Long accustomed to hiring mainly Japanese staff, domestic firms are likely to start diversifying their workforces in response to a declining working population, and to accommodate clients’ needs amid rapid globalization.
Bringing talented workers, including more foreign nationals and women, into the labor force is one of the major policies in the country’s growth strategy under the second stage of Abenomics, as a diverse workforce is considered essential for sustaining and strengthening the creativity and competitiveness of the Japanese economy.
At an international workshop on workplace diversity management held in Tokyo late last month, William Swing, director-general of the International Organization for Migration (IOM), said that one out of every seven of the world’s 7 billion people is a migrant.
“So if I have a message today, it would be that we are living in an era of the greatest human mobility in recorded history,” he said in a keynote speech.
Swing said the issue of utilizing foreign workers is particularly relevant in most industrialized countries like Japan, where workplaces are destined to become more diverse.

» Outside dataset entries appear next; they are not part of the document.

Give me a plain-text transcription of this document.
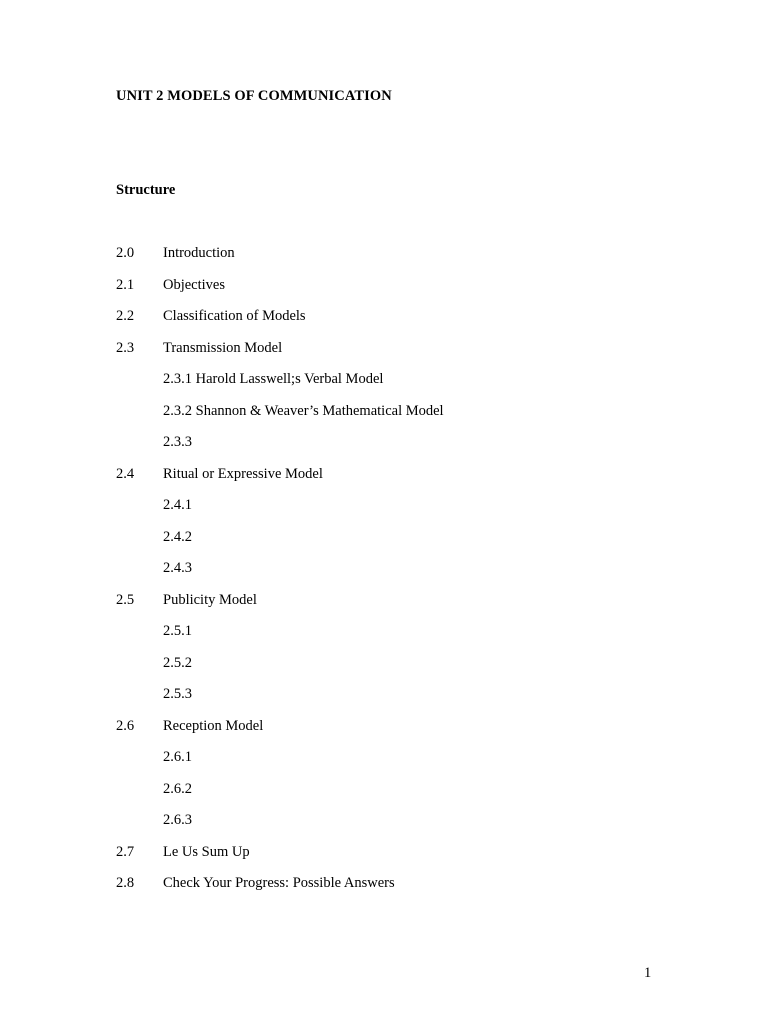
UNIT 2 MODELS OF COMMUNICATION
Structure
2.0 Introduction
2.1 Objectives
2.2 Classification of Models
2.3 Transmission Model
2.3.1 Harold Lasswell;s Verbal Model
2.3.2 Shannon & Weaver’s Mathematical Model
2.3.3
2.4 Ritual or Expressive Model
2.4.1
2.4.2
2.4.3
2.5 Publicity Model
2.5.1
2.5.2
2.5.3
2.6 Reception Model
2.6.1
2.6.2
2.6.3
2.7 Le Us Sum Up
2.8 Check Your Progress: Possible Answers
1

“Like most developed countries, Japan is an aging country. It happens to have one of the world’s lowest birthrates,” he said, adding that one-fourth of the Japanese population today is 65 years or older, with the proportion set to reach one-third 15 years from now.

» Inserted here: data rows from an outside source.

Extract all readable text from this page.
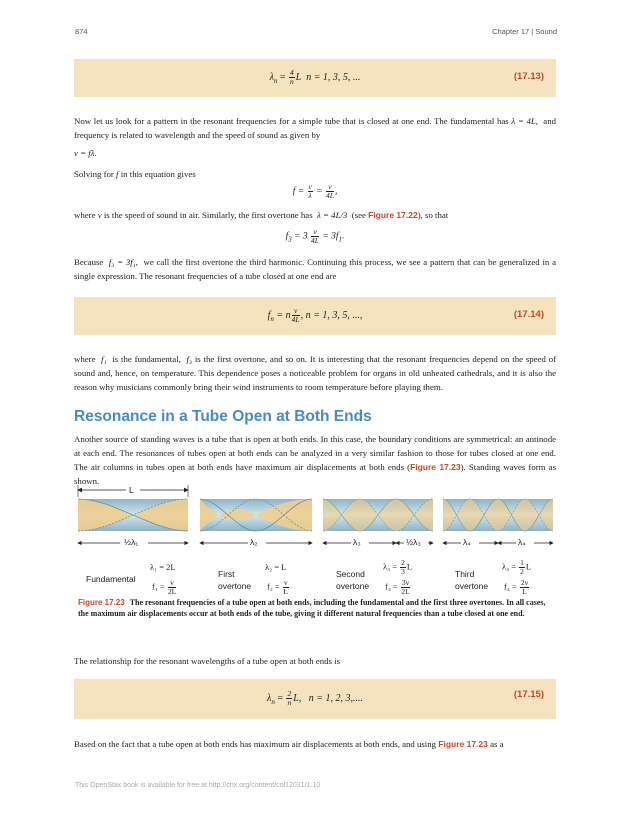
874	Chapter 17 | Sound
$\lambda_n = \frac{4}{n}$ L n = 1, 3, 5, ...	(17.13)
Now let us look for a pattern in the resonant frequencies for a simple tube that is closed at one end. The fundamental has λ = 4L, and frequency is related to wavelength and the speed of sound as given by
v = fλ.
Solving for f in this equation gives
$f = \frac{v}{\lambda} = \frac{v}{4L}$ ,
where v is the speed of sound in air. Similarly, the first overtone has λ = 4L/3 (see Figure 17.22), so that
$f_3 = 3 \frac{v}{4L} = 3f_1$.
Because f₃ = 3f₁, we call the first overtone the third harmonic. Continuing this process, we see a pattern that can be generalized in a single expression. The resonant frequencies of a tube closed at one end are
$f_n = n \frac{v}{4L}$ , n = 1, 3, 5, ...,	(17.14)
where f₁ is the fundamental, f₃ is the first overtone, and so on. It is interesting that the resonant frequencies depend on the speed of sound and, hence, on temperature. This dependence poses a noticeable problem for organs in old unheated cathedrals, and it is also the reason why musicians commonly bring their wind instruments to room temperature before playing them.
Resonance in a Tube Open at Both Ends
Another source of standing waves is a tube that is open at both ends. In this case, the boundary conditions are symmetrical: an antinode at each end. The resonances of tubes open at both ends can be analyzed in a very similar fashion to those for tubes closed at one end. The air columns in tubes open at both ends have maximum air displacements at both ends (Figure 17.23). Standing waves form as shown.
L
½λ₁	λ₂	λ₃	½λ₃	λ₄	λ₄
Fundamental
λ₁ = 2L
$f_1 = \frac{v}{2L}$
First
overtone
λ₂ = L
$f_2 = \frac{v}{L}$
Second
overtone
$\lambda_3 = \frac{2}{3}$ L
$f_3 = \frac{3v}{2L}$
Third
overtone
$\lambda_4 = \frac{1}{2}$ L
$f_4 = \frac{2v}{L}$
Figure 17.23 The resonant frequencies of a tube open at both ends, including the fundamental and the first three overtones. In all cases, the maximum air displacements occur at both ends of the tube, giving it different natural frequencies than a tube closed at one end.
The relationship for the resonant wavelengths of a tube open at both ends is
$\lambda_n = \frac{2}{n} L$, n = 1, 2, 3,....	(17.15)
Based on the fact that a tube open at both ends has maximum air displacements at both ends, and using Figure 17.23 as a
This OpenStax book is available for free at http://cnx.org/content/col12031/1.10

Registered foreign nationals in Japan, meanwhile, surpassed 2.17 million at the end of June 2015 and foreign nationals who were permitted to change their student visas to a working visa reached a record of around 13,000 in 2014, according to government data.
“So I think it’s wise and timely for us to consider this issue, how best to diversify our labor markets, how best to manage that,” said Swing, stressing that migration is a human reality and one that is highly desirable for a society with the right policies and management systems in place.

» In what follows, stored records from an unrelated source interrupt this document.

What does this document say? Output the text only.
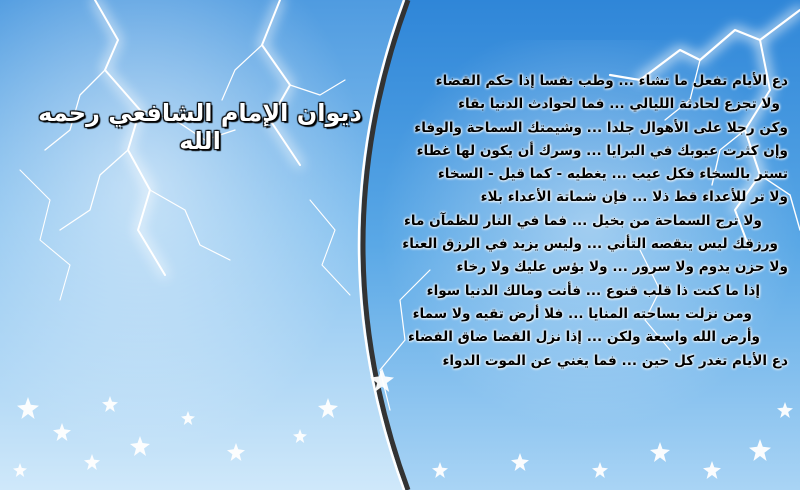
ديوان الإمام الشافعي رحمه الله
دع الأيام تفعل ما تشاء ... وطب نفسا إذا حكم القضاء
ولا تجزع لحادثة الليالي ... فما لحوادث الدنيا بقاء
وكن رجلا على الأهوال جلدا ... وشيمتك السماحة والوفاء
وإن كثرت عيوبك في البرايا ... وسرك أن يكون لها غطاء
تستر بالسخاء فكل عيب ... يغطيه - كما قيل - السخاء
ولا تر للأعداء قط ذلا ... فإن شماتة الأعداء بلاء
ولا ترج السماحة من بخيل ... فما في النار للظمآن ماء
ورزقك ليس ينقصه التأني ... وليس يزيد في الرزق العناء
ولا حزن يدوم ولا سرور ... ولا بؤس عليك ولا رخاء
إذا ما كنت ذا قلب قنوع ... فأنت ومالك الدنيا سواء
ومن نزلت بساحته المنايا ... فلا أرض تقيه ولا سماء
وأرض الله واسعة ولكن ... إذا نزل القضا ضاق الفضاء
دع الأيام تغدر كل حين ... فما يغني عن الموت الدواء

Another expert at the workshop also underscored the importance of diversity management in Japanese firms to attract talented workers from abroad.
“Globalization brings complexity into workplaces because it creates differences among employees such as their nationalities, ethnicities, religions and languages, and how to manage those differences becomes crucial,” said Mitsuhide Shiraki, professor of labor policy and human resource management at Waseda University’s Faculty of Political Science and Economics.
“Providing fair treatment to those workers without losing the organization’s efficiency in such a complex environment will be key,” Shiraki said.
To help firms deal with intensifying globalization and international competition, Link Global Solution Inc., a consulting firm in Tokyo, has been providing intercultural communication training for over 25 years.
The programs are designed for participants ranging from new recruits to senior executives, both Japanese and non-Japanese, based on the belief that such a framework must be shared among employees and management to become effective.
Akira Isshiki, Link Global Solution’s president, said there are differences in how people from different cultures communicate based on how important context is to getting a message across.
People are expected to “hear one and understand ten” in some cultures but in others, people need to spell out “ten” in order for others to understand “ten,” he said.
“It is crucial to understand the existence of such a difference,” he added.
According to a theory presented by American anthropologist Edward Hall, members of low-context cultures generally engage in verbally explicit styles of communication, while members of high-context cultures focus more on nonverbal information and contextual cues to communicate implicitly.
In an intercultural training course, participants will also learn about types of corporate cultures in terms of job description and scope of responsibility.
In the training, companies are typically categorized into Tetris- and Amoeba-style organizations — the former clearly define the scope of duties and responsibilities in a job description whereas jobs and responsibilities for the latter will change depending on the situation and dynamic priorities.
“In a Tetris-style organization, there is a job description and an employee may get a raise and promotion by fulfilling duties in the job description, but in an Amoeba-style organization, more flexibility is required in terms of covering gaps between boundaries, such as who will handle a ground ball between third base and shortstop,” said Gareth Monteath, an executive director who teaches training programs.
“Many Japanese firms may fall into this (Amoeba-style) category and employees need to understand this because they become uneasy about their jobs without this knowledge,” he said.
Monteath, who is British, said he was confused about whether he was going to be evaluated based on individual or team performances when he first started working in a Japanese firm.
But he had a word of advice for firms looking to diversify their workforces — doing so alone will not enhance corporate performance as it comes with various internal costs. Instead, it must go hand in hand with an inclusive mindset.
The diversification of the workforce itself is a means for individuals to maximize their talent, which in turn leads to the reinforcement of competitiveness, he suggested.
“People need to comprehend why diversity is important with their own heart, instead of their head,” he added.
The workshop was organized by the Foreign Ministry and the IOM along with Tokyo’s Shinagawa Ward, and supported by the Council of Local Authorities for International Relations.